Ch 10 Flashcards
Transaction
A transaction is a logical unit of work that must be entirely completed or entirely aborted; no intermediate states are acceptable.
Consistent database state
A consistent database state is one in which all data integrity constraints are satisfied.
Database request
A database request is the equivalent of a single SQL statement in an application program or transaction. E.g. if a transaction is composed of two UPDATE and one INSERT statement, the transaction uses three database requests.
Atomicity
Atomicity requires that all operations (SQL requests) of a transaction be completed; if not, the transaction is aborted.
Consistency
Consistency indicates the permeance of the database’s consistent state. A transaction takes a database from one consistent state to another. When a transaction is completed, the database must be in a consistent state; if any of the transaction parts violates an integrity constraint, the entire transaction is aborted.
Isolation
Isolation means that the data used during the execution of a transaction cannot be used by a second transaction until the first one is completed.
Durability
Durability ensures that once transaction changes are done and committed, they cannot be undone or lost, even in the event of a system failure.
Serializability
Serializability ensures that the schedule for the concurrent execution of the transactions yields consistent results. This property is important in multiuser and distributed databases in which multiple transactions are likely to be executed concurrently. Naturally, if only a single transaction is executed, serializability is not an issue.
Transaction log
A DBMS uses a transaction log to keep track of all transactions that update the database.
Concurrency control
Coordinating the simultaneous execution of transactions in a multiuser database system is known as concurrency control.
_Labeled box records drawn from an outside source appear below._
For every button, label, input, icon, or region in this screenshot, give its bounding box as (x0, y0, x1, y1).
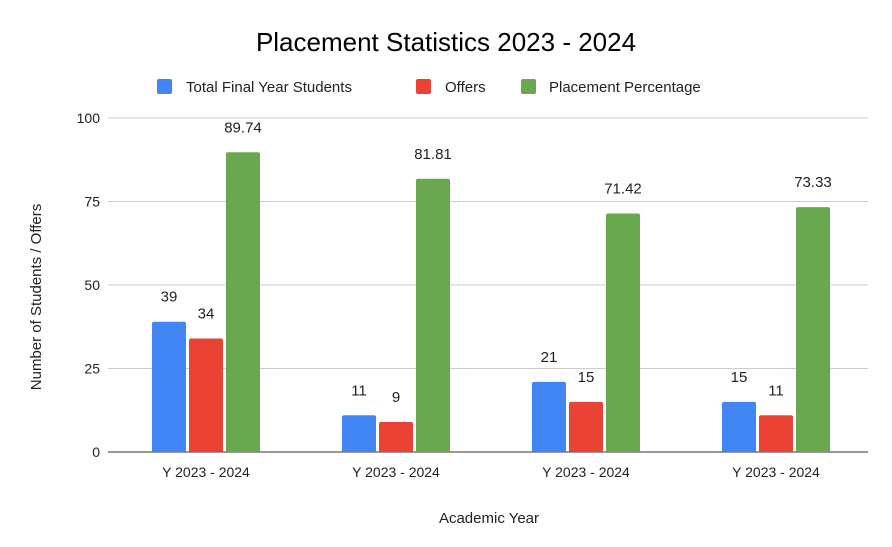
y-axis-ticks: 0 25 50 75 100 (77, 110, 101, 460)
data-label: 34 (198, 305, 215, 322)
y-tick-label: 25 (84, 361, 100, 377)
legend-item: Placement Percentage (521, 79, 701, 96)
data-label: 39 (161, 289, 178, 306)
data-label: 11 (768, 382, 784, 399)
legend-swatch (157, 79, 172, 94)
data-label: 71.42 (604, 180, 642, 197)
bar (759, 415, 793, 452)
bar (189, 338, 223, 452)
y-axis-title: Number of Students / Offers (28, 204, 45, 390)
y-tick-label: 75 (84, 194, 100, 210)
bar (569, 401, 603, 452)
x-axis-title: Academic Year (439, 510, 539, 527)
data-label: 21 (541, 349, 558, 366)
y-tick-label: 0 (92, 444, 100, 460)
data-label: 89.74 (224, 119, 262, 136)
legend-label: Total Final Year Students (186, 79, 352, 96)
data-labels: 39 34 89.74 11 9 81.81 21 15 71.42 15 11 73.33 (161, 119, 832, 406)
bar (379, 421, 413, 452)
x-tick-label: Y 2023 - 2024 (162, 464, 250, 480)
bar (606, 213, 640, 452)
bar (416, 178, 450, 453)
legend-label: Offers (445, 79, 486, 96)
legend: Total Final Year Students Offers Placement… (157, 79, 701, 96)
bar (532, 381, 566, 452)
chart-title: Placement Statistics 2023 - 2024 (256, 27, 636, 57)
bar (226, 152, 260, 452)
data-label: 73.33 (794, 174, 832, 191)
data-label: 9 (392, 389, 400, 406)
x-axis-ticks: Y 2023 - 2024 Y 2023 - 2024 Y 2023 - 2024 Y… (162, 464, 820, 480)
bars (152, 152, 830, 453)
data-label: 15 (731, 369, 748, 386)
data-label: 15 (578, 369, 595, 386)
legend-label: Placement Percentage (549, 79, 701, 96)
legend-item: Total Final Year Students (157, 79, 352, 96)
y-tick-label: 100 (77, 110, 101, 126)
data-label: 11 (351, 382, 367, 399)
legend-item: Offers (416, 79, 486, 96)
bar (342, 415, 376, 452)
legend-swatch (416, 79, 431, 94)
x-tick-label: Y 2023 - 2024 (542, 464, 630, 480)
data-label: 81.81 (414, 146, 452, 163)
y-tick-label: 50 (84, 277, 100, 293)
legend-swatch (521, 79, 536, 94)
bar (796, 207, 830, 452)
x-tick-label: Y 2023 - 2024 (732, 464, 820, 480)
bar (722, 401, 756, 452)
bar (152, 321, 186, 452)
x-tick-label: Y 2023 - 2024 (352, 464, 440, 480)
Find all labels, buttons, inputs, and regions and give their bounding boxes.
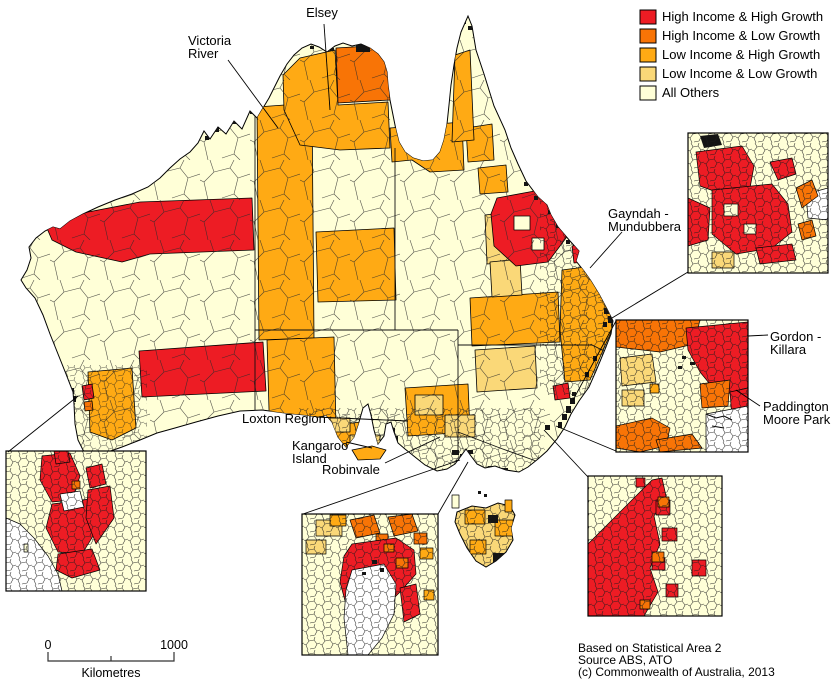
inset-melbourne [302,514,438,655]
label-kangaroo-1: Kangaroo [292,438,348,453]
label-gordon-1: Gordon - [770,329,821,344]
callout-lines [7,23,769,515]
scale-unit-label: Kilometres [81,666,140,680]
callout-line-elsey [323,23,331,111]
legend-label-low-income-high-growth: Low Income & High Growth [662,47,820,62]
callout-line-victoria-river [227,59,279,129]
callout-line-melbourne-inset-right [437,461,469,515]
inset-perth [6,451,146,591]
callout-line-gayndah [589,231,623,269]
legend: High Income & High Growth High Income & … [639,9,823,101]
callout-line-loxton [315,416,409,422]
callout-line-sydney-inset-lower [555,425,617,452]
callout-line-robinvale [384,436,441,464]
legend-swatch-low-income-high-growth [639,47,657,63]
callout-line-melbourne-inset-left [302,459,461,515]
tasmania [451,491,516,568]
callout-line-kangaroo-island [345,441,373,449]
attribution-line-1: Based on Statistical Area 2 [578,641,722,655]
scale-bar-line [47,652,175,662]
inset-brisbane-frame [687,132,829,274]
callout-line-gordon-killara [747,334,769,337]
legend-swatch-high-income-low-growth [639,28,657,44]
label-gordon-2: Killara [770,342,807,357]
attribution-line-2: Source ABS, ATO [578,653,672,667]
callout-line-paddington [735,389,761,407]
legend-label-high-income-low-growth: High Income & Low Growth [662,28,820,43]
callout-line-brisbane-inset [611,271,689,319]
callout-line-canberra-inset [543,429,589,478]
inset-canberra [588,476,722,616]
label-gayndah-2: Mundubbera [608,219,682,234]
callout-line-sydney-inset-upper [572,320,617,401]
legend-label-high-income-high-growth: High Income & High Growth [662,9,823,24]
label-elsey: Elsey [306,5,338,20]
label-robinvale: Robinvale [322,462,380,477]
legend-swatch-high-income-high-growth [639,9,657,25]
flinders-island [504,499,513,513]
inset-sydney [616,320,748,452]
label-victoria-river-2: River [188,46,219,61]
inset-brisbane [688,133,828,273]
legend-label-all-others: All Others [662,85,720,100]
dense-sw-wa-boundaries [62,365,147,460]
inset-melbourne-frame [301,513,439,656]
inset-perth-frame [5,450,147,592]
attribution: Based on Statistical Area 2 Source ABS, … [578,641,775,679]
scale-start-label: 0 [45,638,52,652]
attribution-line-3: (c) Commonwealth of Australia, 2013 [578,665,775,679]
legend-label-low-income-low-growth: Low Income & Low Growth [662,66,817,81]
legend-swatch-all-others [639,85,657,101]
label-victoria-river-1: Victoria [188,33,232,48]
label-kangaroo-2: Island [292,451,327,466]
callout-line-perth-inset [7,395,79,453]
kangaroo-island-shape [351,445,387,461]
label-loxton: Loxton Region [242,411,326,426]
scale-end-label: 1000 [160,638,188,652]
label-paddington-2: Moore Park [763,412,831,427]
dense-east-coast-boundaries [540,150,613,395]
label-gayndah-1: Gayndah - [608,206,669,221]
map-labels: Elsey Victoria River Gayndah - Mundubber… [188,5,831,477]
scale-bar: 0 1000 Kilometres [45,638,188,680]
legend-swatch-low-income-low-growth [639,66,657,82]
label-paddington-1: Paddington - [763,399,831,414]
king-island [451,494,460,509]
inset-sydney-frame [615,319,749,453]
inset-canberra-frame [587,475,723,617]
state-borders [254,116,607,462]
The objective of concurrency control is to ensure the serializability of transactions in a multiuser database environment.
Lost update
The lost update problem occurs when two concurrent transactions are updating the same data element and one of the updates is lost (overwritten by the other transaction).
Uncommitted data
The phenomenon of uncommitted data occurs when two transactions are executed concurrently and the first transaction is rolled back after the second transaction has already accessed the uncommitted data - thus violating the isolation property of transactions.
Inconsistent retrievals
Inconsistent retrievals occur when a transaction accesses data before and after one or more other transactions finish working with such data. E.g. an inconsistent retrieval would occur if transaction T1 calculated some summary (aggregate) function over a set of data while another transaction (T2) was updating the same data. The problem is that the transaction might read some data before they are changed and other data after they are changed, thereby yielding inconsistent results.
Scheduler
The scheduler is a special DBMS process that establishes the order in which the operations are executed within concurrent transactions. The scheduler interleaves the execution of database operations to ensure serializability and isolation of transactions.
Serializable schedule
The scheduler’s main job is to create a serializable schedule of a transaction’s operations, in which the interleaved execution of the transactions yields the same results as if the transactions were executed in serial order one after another.
Lock
A lock guarantees exclusive use of a data item to a current transaction.
Pessimistic locking
The use of locks based on the assumption that conflict between transactions is likely is often referred to as pessimistic locking.
Lock manager
All lock information is handled by a lock manager, which is responsible for assigning and policing the locks used by the transactions.
Lock granularity
Lock granularity indicates the level of lock use. Locking can take place at the following levels: database, table, page, row, or even field (attribute).